Xencor Reports Third‑Quarter 2025 Financial Results

XNCR
November 06, 2025

Xencor Inc. reported its third‑quarter 2025 earnings on November 5, 2025, showing revenue of $21.0 million—an 18% year‑over‑year increase from $17.8 million in Q3 2024—while net loss attributable to Xencor narrowed to $6.0 million from a $46.3 million loss in the same period a year earlier. Cash, cash equivalents and marketable securities stood at $633.9 million as of September 30, 2025, down from $706.7 million at the end of 2024.

The company’s earnings beat consensus expectations by $0.64 per share, as the reported EPS of $‑0.08 surpassed the analyst consensus of $‑0.72. The beat was largely driven by a $41.5 million surge in other income—primarily unrealized gains on marketable securities—compared with $7.8 million in Q3 2024. Revenue, however, missed consensus estimates of $25.66 million to $27.15 million, falling short by $4.66 million to $6.15 million. The shortfall reflects a lower than expected royalty income from partners Alexion and Incyte, which, while still a primary revenue driver, did not reach the higher range projected by analysts.

Quarter‑over‑quarter comparisons show that Q2 2025 revenue was $43.6 million and the company posted a net loss of $0.41 million per share, indicating a significant acceleration in revenue growth and a reduction in loss intensity.

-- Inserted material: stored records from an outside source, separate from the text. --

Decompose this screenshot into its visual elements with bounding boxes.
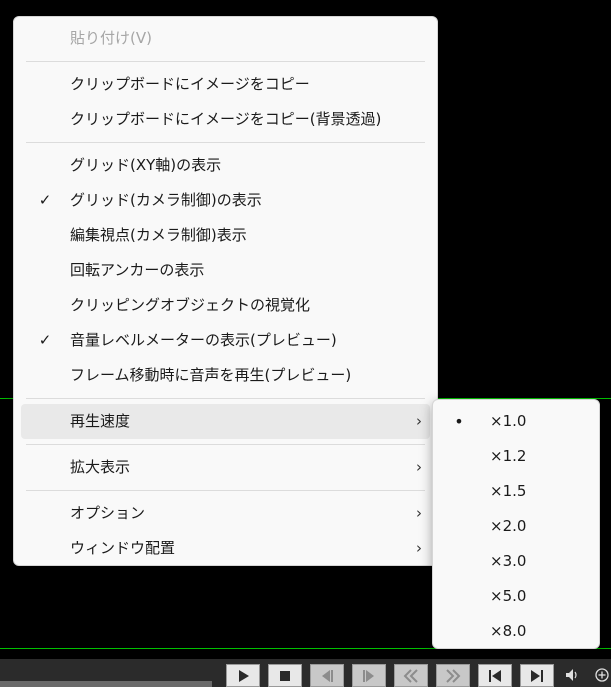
stop-button[interactable] xyxy=(268,664,302,687)
stop-icon xyxy=(280,671,290,681)
next-frame-button[interactable] xyxy=(352,664,386,687)
play-button[interactable] xyxy=(226,664,260,687)
chevron-right-icon: › xyxy=(416,539,422,557)
menu-item-options[interactable]: オプション › xyxy=(21,496,430,531)
menu-item-label: グリッド(XY軸)の表示 xyxy=(70,156,222,174)
speed-option-label: ×1.0 xyxy=(490,412,527,430)
menu-item-zoom[interactable]: 拡大表示 › xyxy=(21,450,430,485)
menu-item-label: 回転アンカーの表示 xyxy=(70,261,205,279)
menu-item-frame-audio[interactable]: フレーム移動時に音声を再生(プレビュー) xyxy=(21,358,430,393)
rewind-button[interactable] xyxy=(394,664,428,687)
menu-item-label: クリップボードにイメージをコピー(背景透過) xyxy=(70,110,382,128)
chevron-right-icon: › xyxy=(416,412,422,430)
menu-item-volume-meter[interactable]: ✓ 音量レベルメーターの表示(プレビュー) xyxy=(21,323,430,358)
menu-item-playback-speed[interactable]: 再生速度 › xyxy=(21,404,430,439)
speed-option[interactable]: ×8.0 xyxy=(437,614,595,649)
menu-item-label: 編集視点(カメラ制御)表示 xyxy=(70,226,247,244)
menu-item-edit-viewpoint[interactable]: 編集視点(カメラ制御)表示 xyxy=(21,218,430,253)
menu-item-label: オプション xyxy=(70,504,146,522)
radio-bullet-icon: • xyxy=(454,412,464,431)
volume-icon[interactable] xyxy=(565,668,581,687)
menu-item-label: グリッド(カメラ制御)の表示 xyxy=(70,191,262,209)
menu-item-label: フレーム移動時に音声を再生(プレビュー) xyxy=(70,366,352,384)
menu-item-label: 拡大表示 xyxy=(70,458,131,476)
playback-speed-submenu: • ×1.0 ×1.2 ×1.5 ×2.0 ×3.0 ×5.0 ×8.0 xyxy=(432,399,600,649)
prev-frame-button[interactable] xyxy=(310,664,344,687)
zoom-in-icon[interactable] xyxy=(595,668,609,687)
menu-item-clipping-visualize[interactable]: クリッピングオブジェクトの視覚化 xyxy=(21,288,430,323)
double-chevron-left-icon xyxy=(403,669,418,683)
menu-separator xyxy=(26,444,425,445)
step-forward-icon xyxy=(363,670,374,682)
step-back-icon xyxy=(322,670,333,682)
menu-item-label: ウィンドウ配置 xyxy=(70,539,176,557)
speed-option[interactable]: ×3.0 xyxy=(437,544,595,579)
play-icon xyxy=(239,670,249,682)
checkmark-icon: ✓ xyxy=(38,331,52,349)
speed-option-label: ×5.0 xyxy=(490,587,527,605)
speaker-icon xyxy=(566,669,577,681)
menu-item-grid-xy[interactable]: グリッド(XY軸)の表示 xyxy=(21,148,430,183)
speed-option-label: ×2.0 xyxy=(490,517,527,535)
speed-option[interactable]: • ×1.0 xyxy=(437,404,595,439)
menu-separator xyxy=(26,490,425,491)
skip-to-end-icon xyxy=(531,670,543,682)
menu-item-window-layout[interactable]: ウィンドウ配置 › xyxy=(21,531,430,566)
menu-item-paste: 貼り付け(V) xyxy=(21,21,430,56)
menu-item-label: クリッピングオブジェクトの視覚化 xyxy=(70,296,311,314)
menu-item-copy-image-transparent[interactable]: クリップボードにイメージをコピー(背景透過) xyxy=(21,102,430,137)
skip-to-start-icon xyxy=(489,670,501,682)
seek-bar[interactable] xyxy=(0,681,212,687)
preview-canvas[interactable]: 貼り付け(V) クリップボードにイメージをコピー クリップボードにイメージをコピ… xyxy=(0,0,611,687)
playback-toolbar xyxy=(0,659,611,687)
menu-item-copy-image[interactable]: クリップボードにイメージをコピー xyxy=(21,67,430,102)
menu-item-label: クリップボードにイメージをコピー xyxy=(70,75,310,93)
menu-item-label: 音量レベルメーターの表示(プレビュー) xyxy=(70,331,337,349)
jump-start-button[interactable] xyxy=(478,664,512,687)
double-chevron-right-icon xyxy=(446,669,461,683)
checkmark-icon: ✓ xyxy=(38,191,52,209)
speed-option[interactable]: ×2.0 xyxy=(437,509,595,544)
speed-option-label: ×1.2 xyxy=(490,447,527,465)
speed-option[interactable]: ×1.2 xyxy=(437,439,595,474)
jump-end-button[interactable] xyxy=(520,664,554,687)
chevron-right-icon: › xyxy=(416,458,422,476)
speed-option[interactable]: ×1.5 xyxy=(437,474,595,509)
speed-option-label: ×8.0 xyxy=(490,622,527,640)
plus-circle-icon xyxy=(595,668,609,682)
menu-item-grid-camera[interactable]: ✓ グリッド(カメラ制御)の表示 xyxy=(21,183,430,218)
menu-separator xyxy=(26,142,425,143)
context-menu: 貼り付け(V) クリップボードにイメージをコピー クリップボードにイメージをコピ… xyxy=(13,16,438,566)
menu-separator xyxy=(26,398,425,399)
menu-item-label: 貼り付け(V) xyxy=(70,29,152,47)
menu-item-rotation-anchor[interactable]: 回転アンカーの表示 xyxy=(21,253,430,288)
chevron-right-icon: › xyxy=(416,504,422,522)
speed-option-label: ×1.5 xyxy=(490,482,527,500)
menu-separator xyxy=(26,61,425,62)
menu-item-label: 再生速度 xyxy=(70,412,131,430)
fast-forward-button[interactable] xyxy=(436,664,470,687)
speed-option-label: ×3.0 xyxy=(490,552,527,570)
speed-option[interactable]: ×5.0 xyxy=(437,579,595,614)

The decline in research and development expenses to $54.4 million from $58.2 million in Q3 2024 was attributed to lower stock‑based compensation and the winding down of certain programs, which helped offset the higher royalty income.

Management reiterated its guidance, projecting that cash, cash equivalents and marketable securities will end 2025 between $570 million and $590 million, providing a runway to fund research and development through 2028. The company highlighted clinical milestones, noting that the first patient in its Phase 2b XENITH‑UC study of XmAb942 for ulcerative colitis and the first patient in a Phase 1b study of plamotamab for rheumatoid arthritis were dosed. It also confirmed plans to initiate first‑in‑human studies of XmAb657 in the second half of 2025 and the TL1A × IL‑23p19 bispecific XmAb412 in 2026.

Analyst consensus estimates for the quarter were $‑0.72 per share for EPS and $25.66 million to $27.15 million for revenue. The EPS beat and revenue miss underscore the company’s reliance on non‑operational gains to improve profitability, while the guidance signals confidence in maintaining a strong cash position and continued investment in its pipeline.